Zimmer is an outstanding head coach, but his decision to shun a short field goal when leading by five late in the fourth quarter cost the Minnesota Vikings. Failing to covert allowed Russell Wilson to lead a lengthy drive that ended with a game-winning touchdown pass to DK Metcalf on Sunday Night Football.

The 27-26 setback wasted an otherwise outstanding Vikings performance. It’s the kind of heartbreaking reversal a 1-4 team is unlikely to get over.

Zimmer doesn’t regret passing up trying a field goal from the Seattle 6 with two minutes left:

The numbers give Zimmer reason to be bullish. Michael Rand used figures from Pro Football Reference in an article for the StarTribune to make the point:

The Vikings’ win probability as they faced 4th-and-1 from Seattle’s 6 with 2 minutes left and a five point lead was 90%.

       

A field goal would have decreased that slightly to 89.9%, assuming Seattle got the ball at its own 25 down 8 with just under 2 minutes left.

Going for it and making it would have increased the probability to 99%, while getting stopped (the outcome that happened) decreased that to 77.9%.

I don’t care what the numbers say, Zimmer was wrong. He was wrong, wrong, wrong.

The numbers don’t account for three things. Notably, the opposition, emotional impact, and the need to maintain control.

In this case, the opposition was Wilson, the best quarterback in the NFL in 2020. Wilson’s too dangerous to try and stop in a one-score game.

Kicking a 24-yard field goal would have set Wilson a target of scoring a touchdown and successfully converting a two-point attempt. That’s something the Seahawks couldn’t do even after the Vikes had gone for it and failed.

Having an eight-point cushion instead of five would have meant overtime, even if Wilson had managed to tie it in the dying seconds. Zimmer’s reckless gamble took the game out of the Vikings’ hands and handed the initiative to Seattle.

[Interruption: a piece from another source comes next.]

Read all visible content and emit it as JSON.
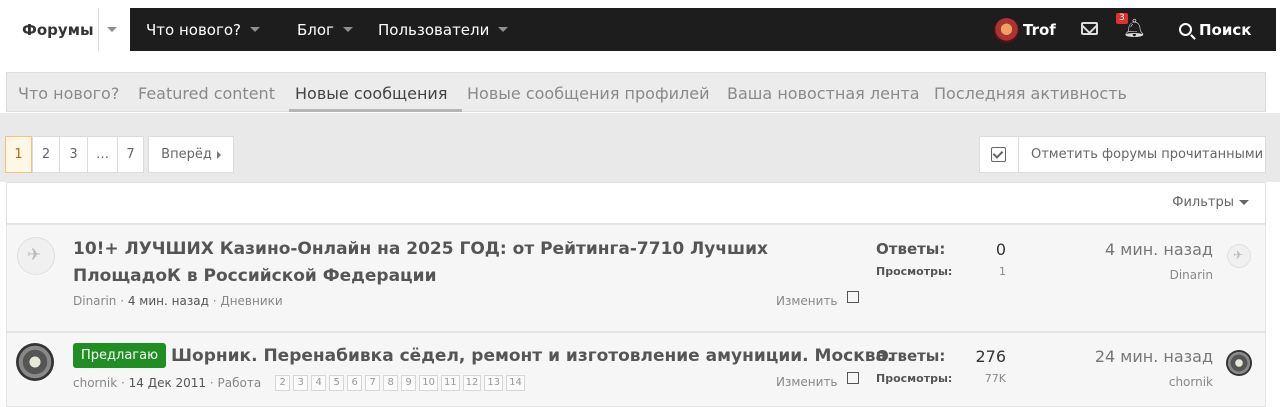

His decision put the onus on a deflated defense to make a clutch stop in crunch time. Minnesota’s D’ lost its swagger after the botched 4th-down attempt meant Eric Wilson‘s interception with just over five minutes remaining came to nothing.

Wilson’s theft put the Vikings in a position to add to their lead. The drive stalled inside the 10, but Dan Bailey would have nailed the chip-shot three-pointer. He’d already been successful from 52 and 46 yards.

       

Defenses love it when their turnovers are converted into points. It wasn’t to be, and Zimmer ignoring Bailey’s reputation as a clutch kicker wasn’t the only reason why.

The Vikings played almost the entire second half with bell-cow running back Dalvin Cook nursing injury on the sideline. It meant Kirk Cousins putting the ball in the hands of backup Alexander Mattison to try and ice the game.

Mattison had topped 100 yards on the night, but he erred in the decisive moment:

Zimmer didn’t trust a former Pro-Bowl kicker but instead put his faith in a reserve running back to convert in a key short-yardage situation.

In the process, Zimmer put his defense in a bind. The Seahawks only needed one score but had nearly 95 yards to go.

Caught between two stools, Minnesota’s defense lacked a coherent plan on the winning drive. Zimmer tried to be aggressive by blitzing Wilson, but he was passive at other times, like when Metcalf converted a 4th-and-10.

Holding an eight-point lead would’ve let the Vikes lean on coverage and use the clock against Wilson. There wouldn’t have been the uncertainty that saw them flip-flop between risk and caution.

The indecision came from the Vikings no longer controlling the outcome. Wilson and the Seahawks had control because they had a clear target, end zone, or bust.

Minnesota played tough on both sides of the ball on the road against a legit Super Bowl contender but still lost. Zimmer shouldn’t be allowed to hide behind playing to win or being aggressive.

He made a decision that took control out of his players’ hands. It went against the high-percentage football they’d played up to that point.

Zimmer’s faux pas highlights the dangerous game coaches play whenever they play the numbers and not the game on the field. Decisions should be based on the quality of opposition, personnel at a coach’s disposal, and momentum. Not a math formula.